Can two great powers cooperate to build a safer world? It has happened before.

As the Biden administration and Congress struggle to get their heads around the challenge posed by China today, they should reflect on lessons learned in America’s success in winning the Cold War with the Soviet Union. Just because fundamental and irresolvable differences in values and interests compel the United States and China to be formidable rivals does not mean a hot war is a viable option.

Both the United States and China have nuclear arsenals capable of decimating each other in war. Yet neither one could launch such an attack without triggering a retaliatory response that would also destroy itself. The countries must therefore cooperate to prevent incidents or accidents dragging them into war.

Moreover, on a small planet in which either nation’s greenhouse gas production could make life unlivable for everyone, the two major emitters must find ways to work together to constrain emissions. Entangled in a global financial system that produces such extraordinary benefits to citizens that any government that tried to decouple from it would soon find itself out of power, they have no alternative but to manage risks in ways that sustain these benefits.

Can two great powers competing for supremacy simultaneously cooperate in building a safer world?

It has happened before. John F. Kennedy, whose 1961 inaugural address pledged to “pay any price, bear any burden … to assure the survival and the success of liberty,” was a dedicated cold warrior. Two and a half years later, in the most important foreign policy address of his career — delivered 60 years ago last week — he pivoted somewhat and declared that for the decades ahead the U.S. priority in relations with Moscow should be to “help make the world safe for diversity.”

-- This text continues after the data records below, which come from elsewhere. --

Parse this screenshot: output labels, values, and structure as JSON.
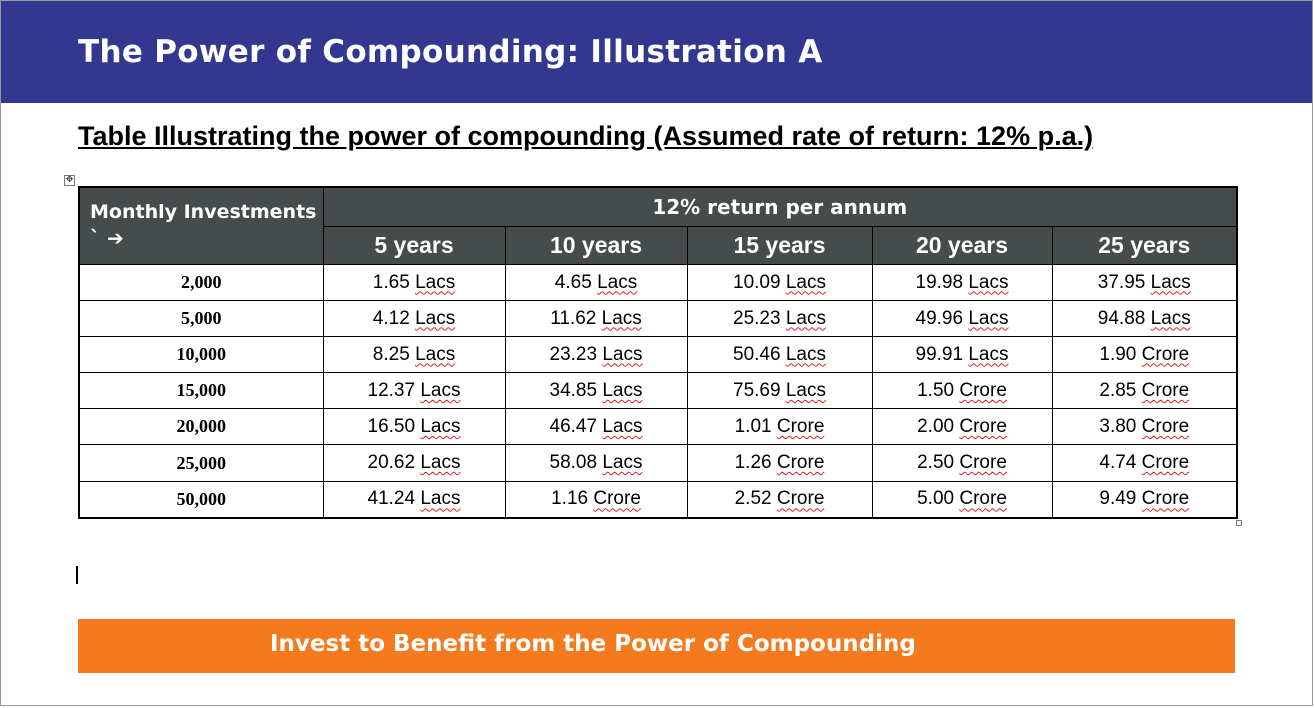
{
  "header": {
    "title": "The Power of Compounding: Illustration A"
  },
  "subtitle": "Table Illustrating the power of compounding (Assumed rate of return: 12% p.a.)",
  "table": {
    "corner_label": "Monthly Investments",
    "corner_arrow": "` ➔",
    "span_label": "12% return per annum",
    "years": [
      "5 years",
      "10 years",
      "15 years",
      "20 years",
      "25 years"
    ],
    "rows": [
      {
        "amount": "2,000",
        "values": [
          [
            "1.65",
            "Lacs"
          ],
          [
            "4.65",
            "Lacs"
          ],
          [
            "10.09",
            "Lacs"
          ],
          [
            "19.98",
            "Lacs"
          ],
          [
            "37.95",
            "Lacs"
          ]
        ]
      },
      {
        "amount": "5,000",
        "values": [
          [
            "4.12",
            "Lacs"
          ],
          [
            "11.62",
            "Lacs"
          ],
          [
            "25.23",
            "Lacs"
          ],
          [
            "49.96",
            "Lacs"
          ],
          [
            "94.88",
            "Lacs"
          ]
        ]
      },
      {
        "amount": "10,000",
        "values": [
          [
            "8.25",
            "Lacs"
          ],
          [
            "23.23",
            "Lacs"
          ],
          [
            "50.46",
            "Lacs"
          ],
          [
            "99.91",
            "Lacs"
          ],
          [
            "1.90",
            "Crore"
          ]
        ]
      },
      {
        "amount": "15,000",
        "values": [
          [
            "12.37",
            "Lacs"
          ],
          [
            "34.85",
            "Lacs"
          ],
          [
            "75.69",
            "Lacs"
          ],
          [
            "1.50",
            "Crore"
          ],
          [
            "2.85",
            "Crore"
          ]
        ]
      },
      {
        "amount": "20,000",
        "values": [
          [
            "16.50",
            "Lacs"
          ],
          [
            "46.47",
            "Lacs"
          ],
          [
            "1.01",
            "Crore"
          ],
          [
            "2.00",
            "Crore"
          ],
          [
            "3.80",
            "Crore"
          ]
        ]
      },
      {
        "amount": "25,000",
        "values": [
          [
            "20.62",
            "Lacs"
          ],
          [
            "58.08",
            "Lacs"
          ],
          [
            "1.26",
            "Crore"
          ],
          [
            "2.50",
            "Crore"
          ],
          [
            "4.74",
            "Crore"
          ]
        ]
      },
      {
        "amount": "50,000",
        "values": [
          [
            "41.24",
            "Lacs"
          ],
          [
            "1.16",
            "Crore"
          ],
          [
            "2.52",
            "Crore"
          ],
          [
            "5.00",
            "Crore"
          ],
          [
            "9.49",
            "Crore"
          ]
        ]
      }
    ]
  },
  "banner": {
    "text": "Invest to Benefit from the Power of Compounding"
  },
  "colors": {
    "header_bg": "#32378f",
    "table_header_bg": "#464c4c",
    "banner_bg": "#f57a1e"
  }
}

What did that mean? Seared by the Cuban missile crisis of 1962, Kennedy understood that America’s strategy toward its deadliest adversary had to change. While he never wavered in his core commitment to a strategy of containment that sought to prevent Soviet expansion, he nonetheless argued that the United States should now live and let live in a world of diverse political systems with diametrically opposed values and ideologies. Going forward, the rivals would compete vigorously — but only peacefully — to demonstrate whose values and system of governance could best meet the needs of its citizens.

To survive, the two superpowers would have to find ways to constrain their competition, compromise and even cooperate. These efforts began with a hotline between the White House and the Kremlin to allow direct, immediate communication, as well as a unilateral moratorium on atmospheric tests of nuclear weapons. Negotiations then produced the 1963 Limited Test Ban Treaty prohibiting all atmospheric nuclear weapons tests, arms-control agreements that placed caps on U.S. and Soviet arms, and the 1968 Nuclear Nonproliferation Treaty that over the decades since has limited the number of new nuclear weapons states. Together, these steps created a framework for crisis management that helped make the Cold War survivable.

U.S.-China relations have now deteriorated to their worst state since they were formally established about a half-century ago. The first step in stabilizing relations is “getting back to Bali” — reviving the high-level dialogue established between President Biden and Chinese President Xi Jinping at the Group of 20 summit in Bali last November. At that meeting, the two leaders made a list of actions they could jointly take — in areas such as climate change, public health, agriculture and food security — to reverse this downward trend. Those plans were interrupted when a Chinese spy balloon was discovered over the United States about a week before Secretary of State Antony Blinken was scheduled to visit Beijing; that visit might now take place as early as sometime this week or next.

Biden and Xi recognize that war between the two nations would be suicidal for both. They understand that the most dangerous flash point is Taiwan. While the nations’ differences over Taiwan are irreconcilable, irreconcilable does not mean unmanageable. To start, both sides should reiterate the principles they have already agreed to in the three U.S.-China Joint Communiques that have allowed citizens on both sides of the Taiwan Strait to see greater increases in their incomes, health and well-being than in any equivalent period in their long histories.

Living with what JFK called “diversity” did not require retreating from ruthless competition with a regime whose values and interests were antithetical to our own. But it did require faith in ourselves in the long game. As George Kennan, the author of the doctrine of containment, had argued presciently, the contradictions inherent in Soviet Communism’s command-and-control society would — with a bit of help from us — hollow out the Soviet Union. That is indeed what happened in 1991 when the Soviet Union collapsed. On the territory of what had been the most expansive empire in the world, there emerged Russia and 14 other newly independent states — one of which was Ukraine.

Much like the United States and the Soviet Union, the United States and China are condemned to compete and to cooperate. Can Biden and Xi find a way to build a world safe enough to allow the competition between America’s liberty-centered democracy and another nation’s party-led autocracy to continue peacefully for long enough for one to triumph? It has happened before.